Updated 2019 05 09
Freedom and equality vs rules and power — all are essential for symbiotic coexistence in a successful, thriving society.
Many clamor for “freedom and equality” and forget that the price for that is “duties and obligations.” Fairness is a bit more difficult to achieve.
There is little fairness in equality of outcomes. The latter is the enemy of and defeats the former. The concepts of fairness and equality of outcomes are incompatible. Still, a successful, thriving society uses the right tools to establish a good balance in the apparent conflict between freedom and equality vs rules and power, by allowing and promoting them to exist in a constructive symbiosis.
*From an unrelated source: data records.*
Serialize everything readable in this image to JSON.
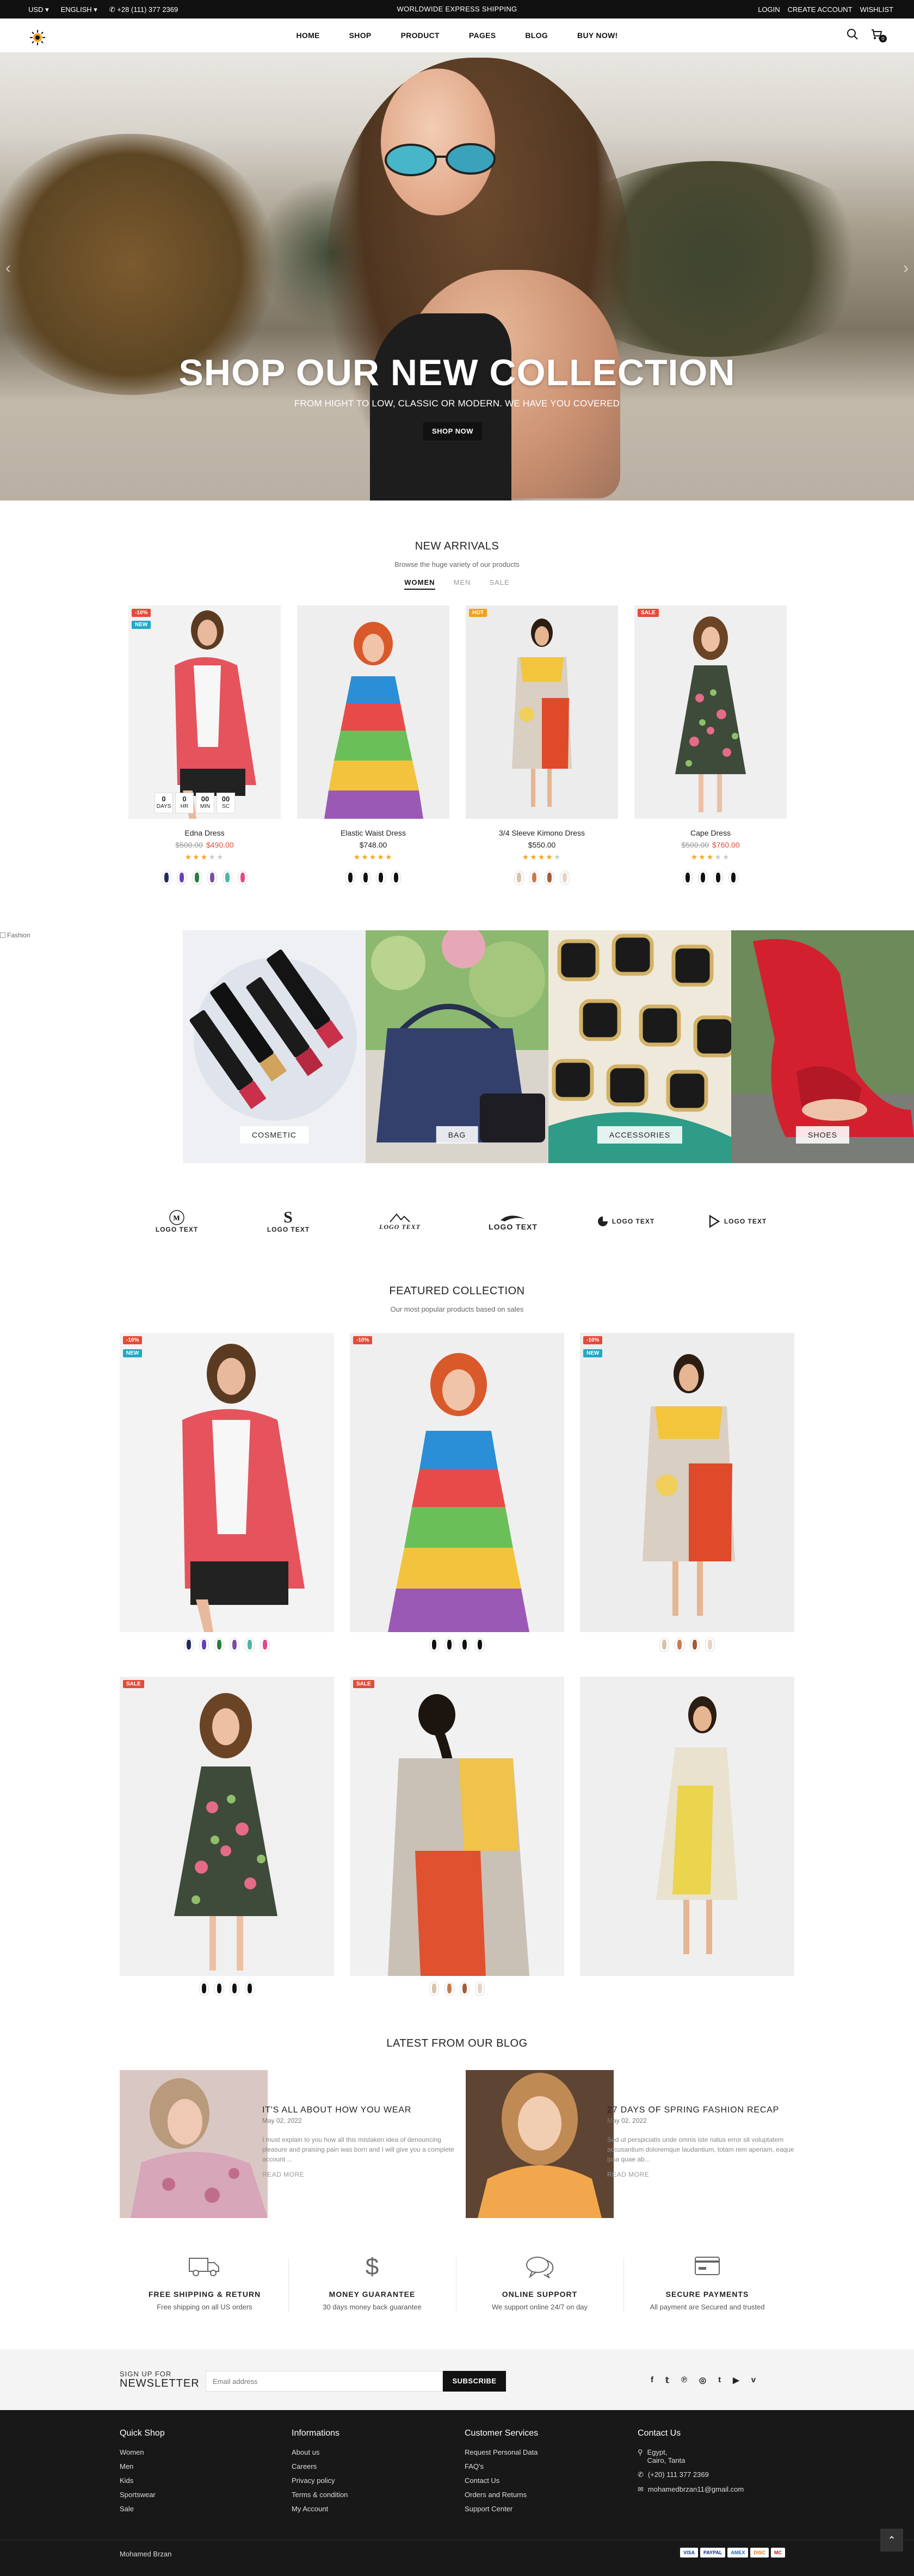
{
  "topbar": {
    "currency": "USD",
    "language": "ENGLISH",
    "phone": "+28 (111) 377 2369",
    "announcement": "WORLDWIDE EXPRESS SHIPPING",
    "links": [
      "LOGIN",
      "CREATE ACCOUNT",
      "WISHLIST"
    ]
  },
  "header": {
    "nav": [
      "HOME",
      "SHOP",
      "PRODUCT",
      "PAGES",
      "BLOG",
      "BUY NOW!"
    ],
    "cart_count": "0"
  },
  "hero": {
    "title": "SHOP OUR NEW COLLECTION",
    "subtitle": "FROM HIGHT TO LOW, CLASSIC OR MODERN. WE HAVE YOU COVERED",
    "button": "SHOP NOW"
  },
  "new_arrivals": {
    "title": "NEW ARRIVALS",
    "subtitle": "Browse the huge variety of our products",
    "tabs": [
      "WOMEN",
      "MEN",
      "SALE"
    ],
    "products": [
      {
        "name": "Edna Dress",
        "old_price": "$500.00",
        "price": "$490.00",
        "rating": 3,
        "badges": [
          "-10%",
          "NEW"
        ],
        "countdown": [
          {
            "v": "0",
            "u": "DAYS"
          },
          {
            "v": "0",
            "u": "HR"
          },
          {
            "v": "00",
            "u": "MIN"
          },
          {
            "v": "00",
            "u": "SC"
          }
        ],
        "swatches": [
          "#1f2b5a",
          "#6a3fb8",
          "#2a7d3b",
          "#7d4f9e",
          "#4cb6a8",
          "#e5478b"
        ]
      },
      {
        "name": "Elastic Waist Dress",
        "old_price": "",
        "price": "$748.00",
        "rating": 5,
        "badges": [],
        "swatches": [
          "#111111",
          "#111111",
          "#111111",
          "#111111"
        ]
      },
      {
        "name": "3/4 Sleeve Kimono Dress",
        "old_price": "",
        "price": "$550.00",
        "rating": 4,
        "badges": [
          "HOT"
        ],
        "swatches": [
          "#d9c2a6",
          "#c77b4e",
          "#a35b3a",
          "#e6d3c5"
        ]
      },
      {
        "name": "Cape Dress",
        "old_price": "$500.00",
        "price": "$760.00",
        "rating": 3,
        "badges": [
          "SALE"
        ],
        "swatches": [
          "#111111",
          "#111111",
          "#111111",
          "#111111"
        ]
      }
    ]
  },
  "categories": {
    "broken_image_alt": "Fashion",
    "items": [
      "COSMETIC",
      "BAG",
      "ACCESSORIES",
      "SHOES"
    ]
  },
  "brands": [
    "LOGO TEXT",
    "LOGO TEXT",
    "LOGO TEXT",
    "LOGO TEXT",
    "LOGO TEXT",
    "LOGO TEXT"
  ],
  "featured": {
    "title": "FEATURED COLLECTION",
    "subtitle": "Our most popular products based on sales",
    "items": [
      {
        "badges": [
          "-10%",
          "NEW"
        ],
        "swatches": [
          "#1f2b5a",
          "#6a3fb8",
          "#2a7d3b",
          "#7d4f9e",
          "#4cb6a8",
          "#e5478b"
        ]
      },
      {
        "badges": [
          "-10%"
        ],
        "swatches": [
          "#111111",
          "#111111",
          "#111111",
          "#111111"
        ]
      },
      {
        "badges": [
          "-10%",
          "NEW"
        ],
        "swatches": [
          "#d9c2a6",
          "#c77b4e",
          "#a35b3a",
          "#e6d3c5"
        ]
      },
      {
        "badges": [
          "SALE"
        ],
        "swatches": [
          "#111111",
          "#111111",
          "#111111",
          "#111111"
        ]
      },
      {
        "badges": [
          "SALE"
        ],
        "swatches": [
          "#d9c2a6",
          "#c77b4e",
          "#a35b3a",
          "#e6d3c5"
        ]
      },
      {
        "badges": [],
        "swatches": []
      }
    ]
  },
  "blog": {
    "title": "LATEST FROM OUR BLOG",
    "posts": [
      {
        "title": "IT'S ALL ABOUT HOW YOU WEAR",
        "date": "May 02, 2022",
        "text": "I must explain to you how all this mistaken idea of denouncing pleasure and praising pain was born and I will give you a complete account ...",
        "more": "READ MORE"
      },
      {
        "title": "27 DAYS OF SPRING FASHION RECAP",
        "date": "May 02, 2022",
        "text": "Sed ut perspiciatis unde omnis iste natus error sit voluptatem accusantium doloremque laudantium, totam rem aperiam, eaque ipsa quae ab...",
        "more": "READ MORE"
      }
    ]
  },
  "services": [
    {
      "icon": "truck-icon",
      "title": "FREE SHIPPING & RETURN",
      "desc": "Free shipping on all US orders"
    },
    {
      "icon": "dollar-icon",
      "title": "MONEY GUARANTEE",
      "desc": "30 days money back guarantee"
    },
    {
      "icon": "chat-icon",
      "title": "ONLINE SUPPORT",
      "desc": "We support online 24/7 on day"
    },
    {
      "icon": "payment-icon",
      "title": "SECURE PAYMENTS",
      "desc": "All payment are Secured and trusted"
    }
  ],
  "newsletter": {
    "small": "SIGN UP FOR",
    "big": "NEWSLETTER",
    "placeholder": "Email address",
    "button": "SUBSCRIBE",
    "social": [
      "facebook-icon",
      "twitter-icon",
      "pinterest-icon",
      "instagram-icon",
      "tumblr-icon",
      "youtube-icon",
      "vimeo-icon"
    ]
  },
  "footer": {
    "columns": [
      {
        "title": "Quick Shop",
        "items": [
          "Women",
          "Men",
          "Kids",
          "Sportswear",
          "Sale"
        ]
      },
      {
        "title": "Informations",
        "items": [
          "About us",
          "Careers",
          "Privacy policy",
          "Terms & condition",
          "My Account"
        ]
      },
      {
        "title": "Customer Services",
        "items": [
          "Request Personal Data",
          "FAQ's",
          "Contact Us",
          "Orders and Returns",
          "Support Center"
        ]
      }
    ],
    "contact": {
      "title": "Contact Us",
      "address_line1": "Egypt,",
      "address_line2": "Cairo, Tanta",
      "phone": "(+20) 111 377 2369",
      "email": "mohamedbrzan11@gmail.com"
    },
    "copyright": "Mohamed Brzan",
    "payments": [
      "VISA",
      "PAYPAL",
      "AMEX",
      "DISC",
      "MC"
    ]
  },
  "colors": {
    "accent": "#e24c3a",
    "new_badge": "#1fa9c6",
    "hot_badge": "#f0a21e",
    "star": "#f5a623",
    "dark": "#111111"
  }
}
“The young men who are not embraced by the village will burn it down to feel its warmth” – African proverb,
(h/t JT Coriolis)
That proverb appeals to many. Most appear to feel that a village that fails to embrace its young men must suffer the consequences. Fewer (if any) feel that children must be raised to be likeable, so that a village will embrace them when they become young men and women, as readily as when they were helpless children.
Duties, Obligations and Civility, to Balance Freedom and Prevent Chaos
Fewer yet feel that young men and women need to curb their wants somewhat, so that they fulfill their duties and obligations to serve their village sufficiently.
It appears that no one or hardly anyone considers that, even when the village tried to raise its children right, to the best of its ability, there were still some young men and women who did not wish to be embraced but rather go out of their way to burn the village down.
Civility is the tool chest holding the tools with which to construct successful civilizations. Those are societies in which everyone can enjoy the freedom of choice to reach the heights he can achieve. Such societies have rules designed to protect that freedom, without enforcing it.
Balancing Freedom and Force
No society can function well without rules. A society in which rules rank supreme, no one is free. It is a totalitarian regime. On the other hand, a society in which everyone is free but lives without or in spite of any rules will be utterly chaotic.
A successful solution to that dilemma will have the best possible combination of freedom and equality vs rules and power. There will never be a clear dividing line between the two. There will always be gaps in some as well as some overlap in other areas of the boundaries between freedom and equality vs rules and power. Moreover, those gaps and overlaps will change and shift with time and changing circumstances, as will – if left alone – the balance between freedom and power. Any system, if left alone, will sooner or later collapse; catastrophically or gradually run down to its demise.
“A society that puts equality—in the sense of equality of outcome—ahead of freedom will end up with neither equality nor freedom. The use of force to achieve equality will destroy freedom, and the force, introduced for good purposes, will end up in the hands of people who use it to promote their own interests.”
—Milton and Rose Friedman,
in Free to Choose: A Personal Statement
A successful society adapts to maintain the best possible balance between freedom and equality vs rules and power. It does so with the least possible amount of conflict but also the greatest possible extent of satisfaction. Still, one thing is certain.
Inevitable Exceptions to Balance of Freedom and Force
There can never be a society that makes everyone equally happy or equally miserable. There will always be some people who, for whatever reasons, are eager to burn down the village to feel its warmth. Let’s hope that enough rules and the power to enforce them will always be in place to keep the ‘arsonists’ in check.
Freedom and Equality! one hears proclaimed,
The peaceful citizen is driven to arms,
The streets are filling, the halls,
The vigilante-bands are moving,
Then women change into hyenas
And make a plaything out of terror,
Though it twitches still, with panthers teeth,
They tear apart the enemy’s heart.
Nothing is holy any longer, loosened
Are all ties of righteousness,
The good gives room to bad,
And all vices freely rule.
Dangerous it is to wake the lion,
Ruinous is the tiger’s tooth,
But the most terrible of all the terrors,
That is the mensch 1 when crazed.
Woe to those, who lend to the eternally-blind
Enlightenment’s heavenly torch!
It does not shine for him, it only can ignite
And puts to ashes towns and lands.
— Quoted and translated from Song of the Bell
By Friedrich von Schiller
(The excerpt is part of his description of the impressions the French Revolution left on him.)
Note 1: The definition of mensch given in Merriam Webster’s Collegiate Dictionary, 10th edition:
“[Yiddish, mentsh human being, fr. MHG mensch, fr. OHG menisco; akin to OE man human being, man] (1953) : a person of integrity and honor.”